Amazon steigert Umsatz auf 9,9 Milliarden Dollar. Für seinen radikalen Wachstumskurs nimmt der Onlinehändler Gewinneinbrüche in Kauf.
Seattle. Auch weiterhin hat Amazon die besten Erfolgsaussichten seine Marktführerschaft auszubauen - der weltgrößte Onlinehändler wächst derzeit im Rekordtempo. Der Umsatz stieg im zweiten Quartal um satte 51 Prozent auf 9,9 Milliarden Dollar (6,8 Mrd Euro). Konzerngründer und -chef Jim Bezos sieht vorallem die Unternehmenstugenden als ausschlaggebend für den scheinbaren unaufhaltsamen Expansionskurs an: Niedrige Preise, eine breitere Auswahl, eine schnelle Lieferung und Innovationen wären seit mehr als einem Jahrzehnt das Erfolgsrezept für das Unternehmen. Aber: die Investitionen in die Zukunft kosten Geld. Darum musste Amazon zum wiederholten Male einen Gewinnrückgang hinnehmen. Die Kunden honorieren die besonderen Aktionen allerdings mit Treue und Begeisterung. Besonders die Sonderangebote, wie das neueste Lady-Gaga-Album, das der Online-Händler für gerade mal 99 US-Cent anbot. Aber auch der Ausbau der Logistikzentren oder der Vorstoß in ganz neue Geschäftsbereiche ließen den Gewinn um 8 Prozent im Vergleich zum Vorjahreszeitraum auf unterm Strich 191 Millionen Dollar fallen.
Amazon fährt eine bekannte Strategie: Der Händler versucht, mit allen Mitteln Marktanteile hinzuzugewinnen und Konkurrenten wie Ebay auszustechen – zu Lasten seiner Profitabilität. Ob diese Rechnung aufgeht ist unter Experten umstritten. Zumindest dieses Mal übertraf Amazon die Erwartungen der Analysten und die Aktie stieg nachbörslich um mehr als 6 Prozent. Für das laufende Quartal sagt Amazon voraus, im besten Falle die 11-Milliarden-Umsatzmarke zu knacken – und dabei schlimmstenfalls nur noch einen Kleckergewinn von unterm Strich 20 Millionen Dollar zu erwirtschaften.
Amazon deckt mittlerweile den Gesamtbedarf an Konsumgütern ab. Ursprünglich gestartet mit dem Verkauf von Büchern und CDs sind mittlerwele auch Kosmetika, Fernseher und Herrenanzug zu erwerben. Gerade die neuen Sparten wachsen rasant. Der Konzern betreibt überdies Webhosting, bietet Filme im Onlineverleih an und vertreibt Apps für die boomenden Android-Smartphones.
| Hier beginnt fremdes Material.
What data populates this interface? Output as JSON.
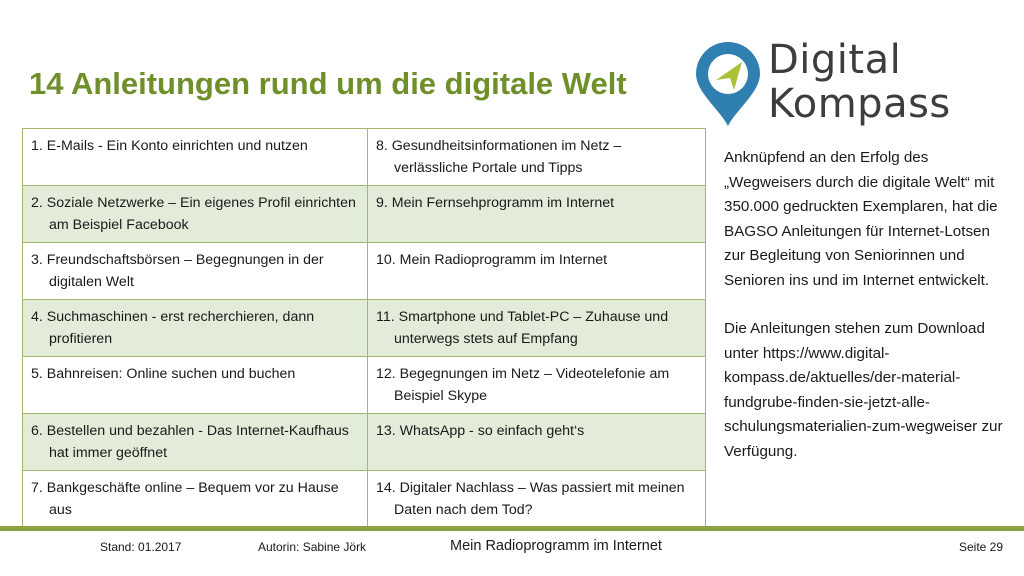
{
  "slide": {
    "title": "14 Anleitungen rund um die digitale Welt"
  },
  "logo": {
    "line1": "Digital",
    "line2": "Kompass",
    "colors": {
      "pin_blue": "#2f7fb0",
      "pin_arrow": "#a9c23a",
      "text": "#3d3d3d"
    }
  },
  "table": {
    "rows": [
      {
        "left": "1. E-Mails - Ein Konto einrichten und nutzen",
        "right": "8. Gesundheitsinformationen im Netz – verlässliche Portale und Tipps"
      },
      {
        "left": "2. Soziale Netzwerke – Ein eigenes Profil einrichten am Beispiel Facebook",
        "right": "9. Mein Fernsehprogramm im Internet"
      },
      {
        "left": "3. Freundschaftsbörsen – Begegnungen in der digitalen Welt",
        "right": "10. Mein Radioprogramm im Internet"
      },
      {
        "left": "4. Suchmaschinen - erst recherchieren, dann profitieren",
        "right": "11. Smartphone und Tablet-PC – Zuhause und unterwegs stets auf Empfang"
      },
      {
        "left": "5. Bahnreisen: Online suchen und buchen",
        "right": "12. Begegnungen im Netz – Videotelefonie am Beispiel Skype"
      },
      {
        "left": "6. Bestellen und bezahlen - Das Internet-Kaufhaus hat immer geöffnet",
        "right": "13. WhatsApp - so einfach geht‘s"
      },
      {
        "left": "7. Bankgeschäfte online – Bequem vor zu Hause aus",
        "right": "14. Digitaler Nachlass – Was passiert mit meinen Daten nach dem Tod?"
      }
    ]
  },
  "sidebar": {
    "paragraph1": "Anknüpfend an den Erfolg des „Wegweisers durch die digitale Welt“ mit 350.000 gedruckten Exemplaren, hat die BAGSO Anleitungen für Internet-Lotsen zur Begleitung von Seniorinnen und Senioren ins und im Internet entwickelt.",
    "paragraph2": "Die Anleitungen stehen zum Download unter https://www.digital-kompass.de/aktuelles/der-material-fundgrube-finden-sie-jetzt-alle-schulungsmaterialien-zum-wegweiser zur Verfügung."
  },
  "footer": {
    "stand": "Stand: 01.2017",
    "author": "Autorin: Sabine Jörk",
    "topic": "Mein Radioprogramm im Internet",
    "page": "Seite 29",
    "bar_color": "#8ca13f"
  },
  "colors": {
    "title": "#6f8f2a",
    "table_border": "#9fb86a",
    "row_alt": "#e3ecd9"
  }
}
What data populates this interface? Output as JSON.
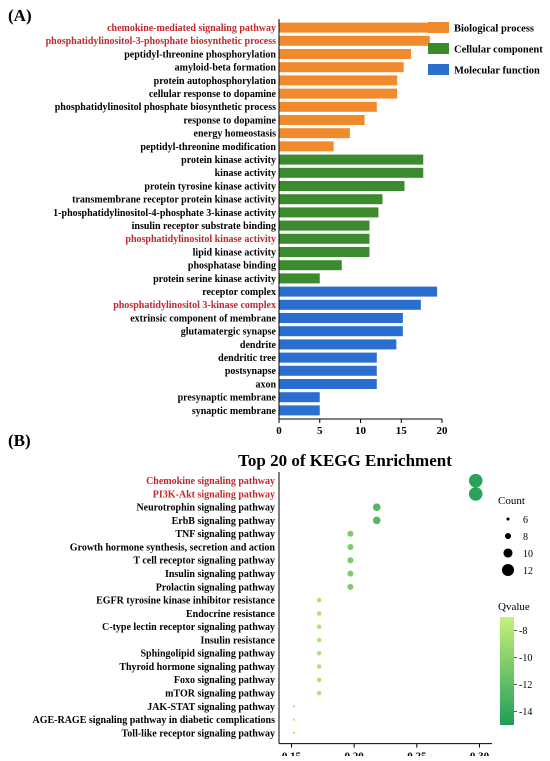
{
  "panels": {
    "a_label": "(A)",
    "b_label": "(B)"
  },
  "chart_data": [
    {
      "type": "bar",
      "orientation": "horizontal",
      "title": "",
      "xlabel": "",
      "ylabel": "",
      "xlim": [
        0,
        20
      ],
      "x_ticks": [
        0,
        5,
        10,
        15,
        20
      ],
      "grid": false,
      "legend_position": "top-right",
      "legend": [
        {
          "name": "Biological process",
          "color": "#f08a2c"
        },
        {
          "name": "Cellular component",
          "color": "#3c8a2e"
        },
        {
          "name": "Molecular function",
          "color": "#2a6fd0"
        }
      ],
      "categories": [
        "chemokine-mediated signaling pathway",
        "phosphatidylinositol-3-phosphate biosynthetic process",
        "peptidyl-threonine phosphorylation",
        "amyloid-beta formation",
        "protein autophosphorylation",
        "cellular response to dopamine",
        "phosphatidylinositol phosphate biosynthetic process",
        "response to dopamine",
        "energy homeostasis",
        "peptidyl-threonine modification",
        "protein kinase activity",
        "kinase activity",
        "protein tyrosine kinase activity",
        "transmembrane receptor protein kinase activity",
        "1-phosphatidylinositol-4-phosphate 3-kinase activity",
        "insulin receptor substrate binding",
        "phosphatidylinositol kinase activity",
        "lipid kinase activity",
        "phosphatase binding",
        "protein serine kinase activity",
        "receptor complex",
        "phosphatidylinositol 3-kinase complex",
        "extrinsic component of membrane",
        "glutamatergic synapse",
        "dendrite",
        "dendritic tree",
        "postsynapse",
        "axon",
        "presynaptic membrane",
        "synaptic membrane"
      ],
      "values": [
        18.5,
        18.5,
        16.2,
        15.3,
        14.5,
        14.5,
        12,
        10.5,
        8.7,
        6.7,
        17.7,
        17.7,
        15.4,
        12.7,
        12.2,
        11.1,
        11.1,
        11.1,
        7.7,
        5,
        19.4,
        17.4,
        15.2,
        15.2,
        14.4,
        12,
        12,
        12,
        5,
        5
      ],
      "series_assignment": [
        "Biological process",
        "Biological process",
        "Biological process",
        "Biological process",
        "Biological process",
        "Biological process",
        "Biological process",
        "Biological process",
        "Biological process",
        "Biological process",
        "Cellular component",
        "Cellular component",
        "Cellular component",
        "Cellular component",
        "Cellular component",
        "Cellular component",
        "Cellular component",
        "Cellular component",
        "Cellular component",
        "Cellular component",
        "Molecular function",
        "Molecular function",
        "Molecular function",
        "Molecular function",
        "Molecular function",
        "Molecular function",
        "Molecular function",
        "Molecular function",
        "Molecular function",
        "Molecular function"
      ],
      "highlighted": [
        "chemokine-mediated signaling pathway",
        "phosphatidylinositol-3-phosphate biosynthetic process",
        "phosphatidylinositol kinase activity",
        "phosphatidylinositol 3-kinase complex"
      ],
      "highlight_color": "#c0282d"
    },
    {
      "type": "scatter",
      "title": "Top 20 of KEGG Enrichment",
      "xlabel": "",
      "ylabel": "",
      "xlim": [
        0.14,
        0.31
      ],
      "x_ticks": [
        "0.15",
        "0.20",
        "0.25",
        "0.30"
      ],
      "grid": false,
      "legend_position": "right",
      "size_legend": {
        "title": "Count",
        "values": [
          6,
          8,
          10,
          12
        ]
      },
      "color_legend": {
        "title": "Qvalue",
        "ticks": [
          -8,
          -10,
          -12,
          -14
        ],
        "range": [
          -15,
          -7
        ],
        "low_color": "#1f9e56",
        "high_color": "#c8f07a"
      },
      "categories": [
        "Chemokine signaling pathway",
        "PI3K-Akt signaling pathway",
        "Neurotrophin signaling pathway",
        "ErbB signaling pathway",
        "TNF signaling pathway",
        "Growth hormone synthesis, secretion and action",
        "T cell receptor signaling pathway",
        "Insulin signaling pathway",
        "Prolactin signaling pathway",
        "EGFR tyrosine kinase inhibitor resistance",
        "Endocrine resistance",
        "C-type lectin receptor signaling pathway",
        "Insulin resistance",
        "Sphingolipid signaling pathway",
        "Thyroid hormone signaling pathway",
        "Foxo signaling pathway",
        "mTOR signaling pathway",
        "JAK-STAT signaling pathway",
        "AGE-RAGE signaling pathway in diabetic complications",
        "Toll-like receptor signaling pathway"
      ],
      "x": [
        0.297,
        0.297,
        0.218,
        0.218,
        0.197,
        0.197,
        0.197,
        0.197,
        0.197,
        0.172,
        0.172,
        0.172,
        0.172,
        0.172,
        0.172,
        0.172,
        0.172,
        0.152,
        0.152,
        0.152
      ],
      "count": [
        13,
        13,
        9,
        9,
        8,
        8,
        8,
        8,
        8,
        7,
        7,
        7,
        7,
        7,
        7,
        7,
        7,
        5.5,
        5.5,
        5.5
      ],
      "qvalue": [
        -14.5,
        -14.5,
        -12.5,
        -12.5,
        -10.5,
        -10.5,
        -10.5,
        -10.5,
        -10.5,
        -8.2,
        -8.2,
        -8.2,
        -8.2,
        -8.2,
        -8.2,
        -8.2,
        -8.2,
        -7.5,
        -7.5,
        -7.5
      ],
      "highlighted": [
        "Chemokine signaling pathway",
        "PI3K-Akt signaling pathway"
      ],
      "highlight_color": "#c0282d"
    }
  ]
}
Eines der jüngsten Kinder ist ein Cloud-Musikdienst, bei dem Songs zentral auf Internetrechnern gespeichert werden und jederzeit abrufbar sind. Als neuesten Clou plant das Onlineversandhaus seinen eigenen Tablet-Computer. Medienberichten zufolge ist eine Markteinführung schon vor dem Oktober geplant. Auch erste Informationen sickerten durch: So soll das Gerät einen etwa 23 Zentimeter großen Bildschirm haben und mit dem Android-Betriebssystem laufen. Android wurde von Google entwickelt. Eine Kamera soll es allerdings nicht geben. Beim iPad2 gilt die als populäres Extra, das Videotelefonie ermöglicht.
Einen anderen Weg schlägt der Rivale Ebay ein: Der Online-Marktplatz wächst deutlich langsamer als Amazon, stattdessen setzt Ebay auf Dienstleistungen rund um den Einkauf im Netz. Eine der Perlen im Unternehmen ist die Bezahltochter PayPal. Die Leidtragenden der Entwicklung sind die klassischen Einzelhändler. Jüngst musste die zweitgrößte Buchhandelskette der USA nach monatelangem Überlebenskampf endgültig aufgeben. Bei Borders verlieren jetzt auch die letzten 10 700 Beschäftigten den Job. Die Nummer eins der US-Buchhändler, Barnes & Noble schwächelt ebenfalls und sucht vorsorglich nach einem Käufer.